【小児科医監修】熱性けいれん
【症状】熱の上がり際にけいれんを起こす
熱を出したとき、多くは熱の上がり際に前ぶれもなく起こるけいれんです。かぜ、突発性発疹症、尿路感染症などで高熱が出るときに、突然体をけいれんさせます。目が白目になり、歯を食いしばり、体が硬直します。
また、手足を体にひきつけ、ガクガクと震わせたり、手足が突っ張るようにかたくなることもあります。けいれんを起こしている間は意識がなくなります。
時間とその後のようす
単純な熱性けいれんであれば、2〜3分から長くても5分以内に自然に治まります。治まった後は、ほとんどの場合眠ってしまいます。目覚めた後は、何もなかったかのようにケロッとしていることも多くあります。
起きてから泣きだすこともありますが、手足にまひがなければまず安心です。
原因
熱性けいれんは、生後6か月〜6歳、中でも3歳代までの乳幼児に多く見られます。15人に1人ほどの割合で起きるといわれ、珍しい病気ではありません。
乳幼児の脳は発達途上で未成熟なため、高熱が出ることで脳の神経細胞が興奮して体がけいれんするものと考えられています。また、熱性けいれんには遺伝や体質がかかわっているともいわれています。パパやママ、きょうだいなどに熱性けいれんを起こした経験があると、子どもも起こす可能性が高くなります。

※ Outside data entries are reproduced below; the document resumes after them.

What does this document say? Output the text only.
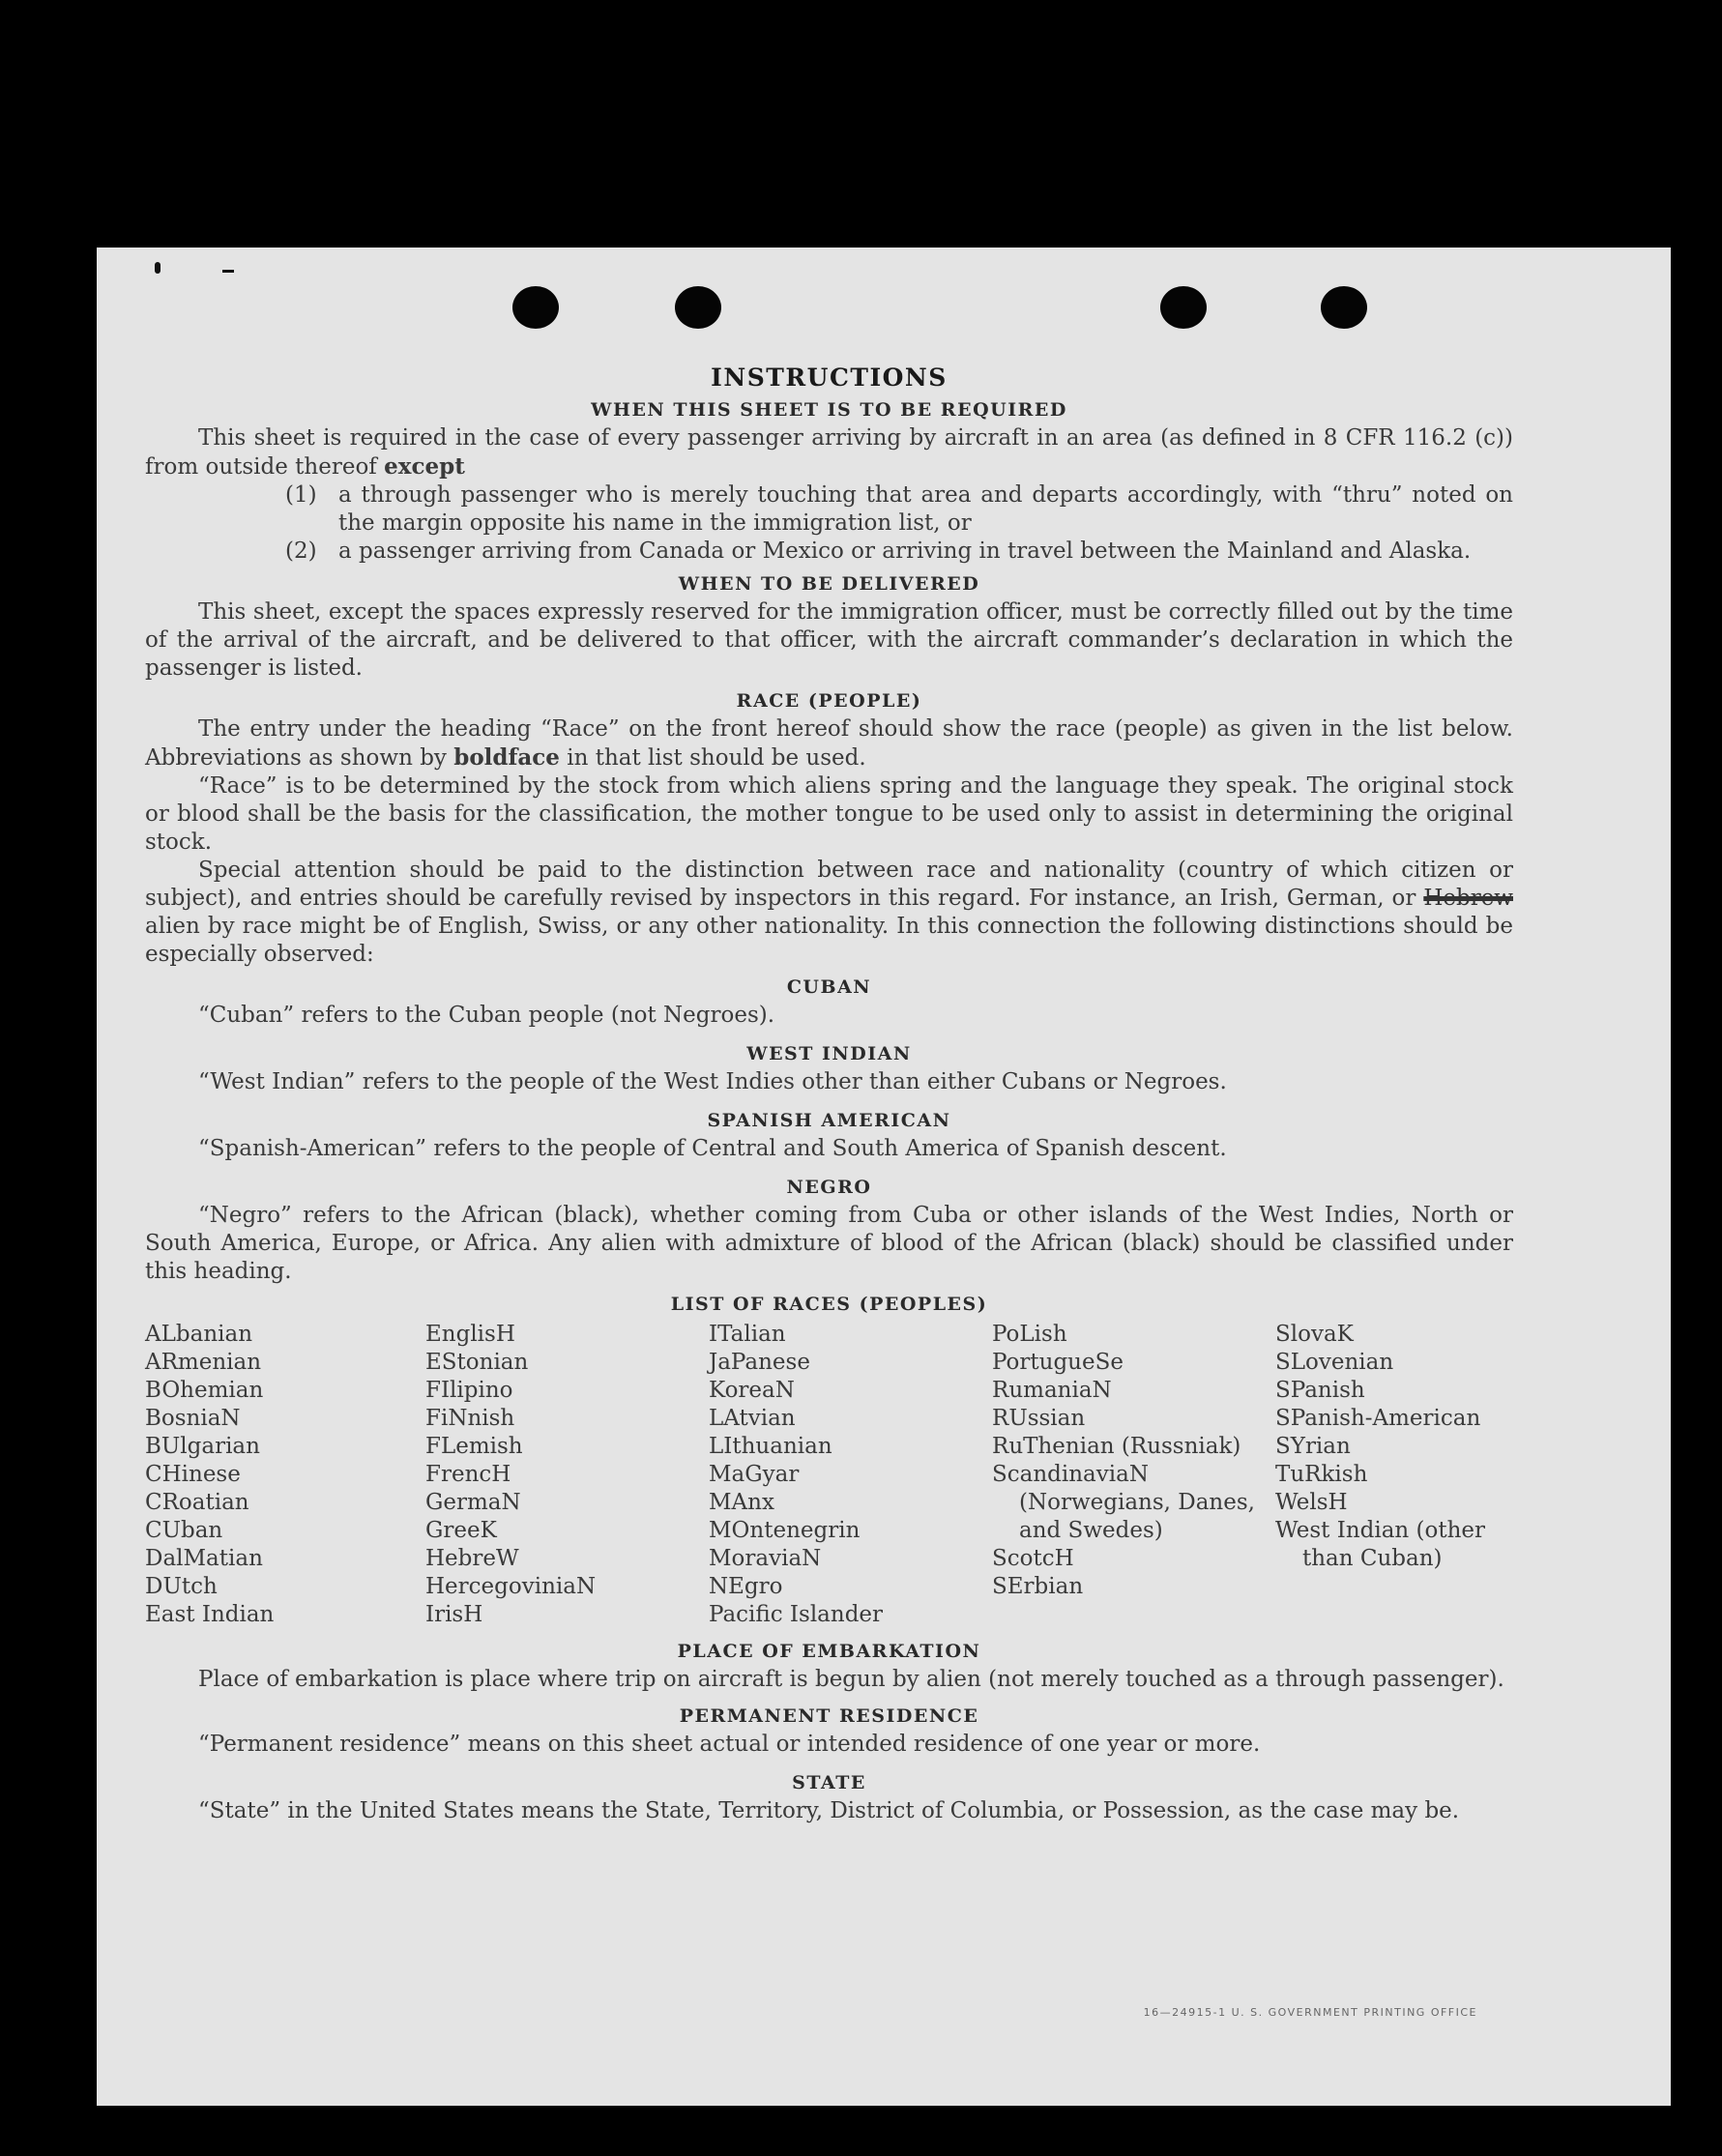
INSTRUCTIONS
WHEN THIS SHEET IS TO BE REQUIRED

This sheet is required in the case of every passenger arriving by aircraft in an area (as defined in 8 CFR 116.2 (c)) from outside thereof except

(1) a through passenger who is merely touching that area and departs accordingly, with “thru” noted on the margin opposite his name in the immigration list, or
(2) a passenger arriving from Canada or Mexico or arriving in travel between the Mainland and Alaska.
WHEN TO BE DELIVERED

This sheet, except the spaces expressly reserved for the immigration officer, must be correctly filled out by the time of the arrival of the aircraft, and be delivered to that officer, with the aircraft commander’s declaration in which the passenger is listed.

RACE (PEOPLE)

The entry under the heading “Race” on the front hereof should show the race (people) as given in the list below. Abbreviations as shown by boldface in that list should be used.

“Race” is to be determined by the stock from which aliens spring and the language they speak. The original stock or blood shall be the basis for the classification, the mother tongue to be used only to assist in determining the original stock.

Special attention should be paid to the distinction between race and nationality (country of which citizen or subject), and entries should be carefully revised by inspectors in this regard. For instance, an Irish, German, or Hebrew alien by race might be of English, Swiss, or any other nationality. In this connection the following distinctions should be especially observed:

CUBAN

“Cuban” refers to the Cuban people (not Negroes).

WEST INDIAN

“West Indian” refers to the people of the West Indies other than either Cubans or Negroes.

SPANISH AMERICAN

“Spanish-American” refers to the people of Central and South America of Spanish descent.

NEGRO

“Negro” refers to the African (black), whether coming from Cuba or other islands of the West Indies, North or South America, Europe, or Africa. Any alien with admixture of blood of the African (black) should be classified under this heading.

LIST OF RACES (PEOPLES)
ALbanian
ARmenian
BOhemian
BosniaN
BUlgarian
CHinese
CRoatian
CUban
DalMatian
DUtch
East Indian
EnglisH
EStonian
FIlipino
FiNnish
FLemish
FrencH
GermaN
GreeK
HebreW
HercegoviniaN
IrisH
ITalian
JaPanese
KoreaN
LAtvian
LIthuanian
MaGyar
MAnx
MOntenegrin
MoraviaN
NEgro
Pacific Islander
PoLish
PortugueSe
RumaniaN
RUssian
RuThenian (Russniak)
ScandinaviaN (Norwegians, Danes, and Swedes)
ScotcH
SErbian
SlovaK
SLovenian
SPanish
SPanish-American
SYrian
TuRkish
WelsH
West Indian (other than Cuban)
PLACE OF EMBARKATION

Place of embarkation is place where trip on aircraft is begun by alien (not merely touched as a through passenger).

PERMANENT RESIDENCE

“Permanent residence” means on this sheet actual or intended residence of one year or more.

STATE

“State” in the United States means the State, Territory, District of Columbia, or Possession, as the case may be.

16—24915-1 U. S. GOVERNMENT PRINTING OFFICE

【治療】けいれんを起こしたら顔を横に向け、ようすを観察
子どもがけいれんを起こしたときは、平らな場所に寝かせ、衣服をゆるめます。吐くことがあるので、吐いたものが気管に入らないように顔を横に向けます。
ようすをチェック
目の位置、手足の位置、呼吸の状態など子どものようすを落ち着いて観察します。ひきつけが続いた時間も確認しましょう。意識が戻ったら、熱も測っておきます。これらを記録して受診のときに医師に伝えるといいでしょう。
けいれん後の受診
熱とともにけいれんを起こしたのが初めてのときは、受診しましょう。けいれんを起こしたのが夜間なら、受診するのは翌朝でかまいません。
至急受診
6か月未満でけいれんを起こした場合、けいれんが10分以上続くとき、1日に2回以上繰り返すとき、けいれん後に意識が戻らない、たて続けに吐く、手足にまひがあるなどのときは、至急受診を。
初めてのけいれんなら必ず受診を
熱性けいれんには、単純型と複雑型があります。
単純型の熱性けいれんは、数分以内に治まり、けいれんが左右対称で、後遺症もありません。
これに対して複雑型の熱性けいれんは、発作が30分以上続くことがあり、けいれんが左右対称ではない、短時間の間に繰り返し起こすなどの特徴があります。こうした複雑型には、何らかの病気が隠れている場合があります。
そこで、初めてけいれんを起こしたときは必ず受診し、けいれんの原因を調べましょう。単純な熱性けいれんか、別の病気があるのかを診断してもらう必要があるのです。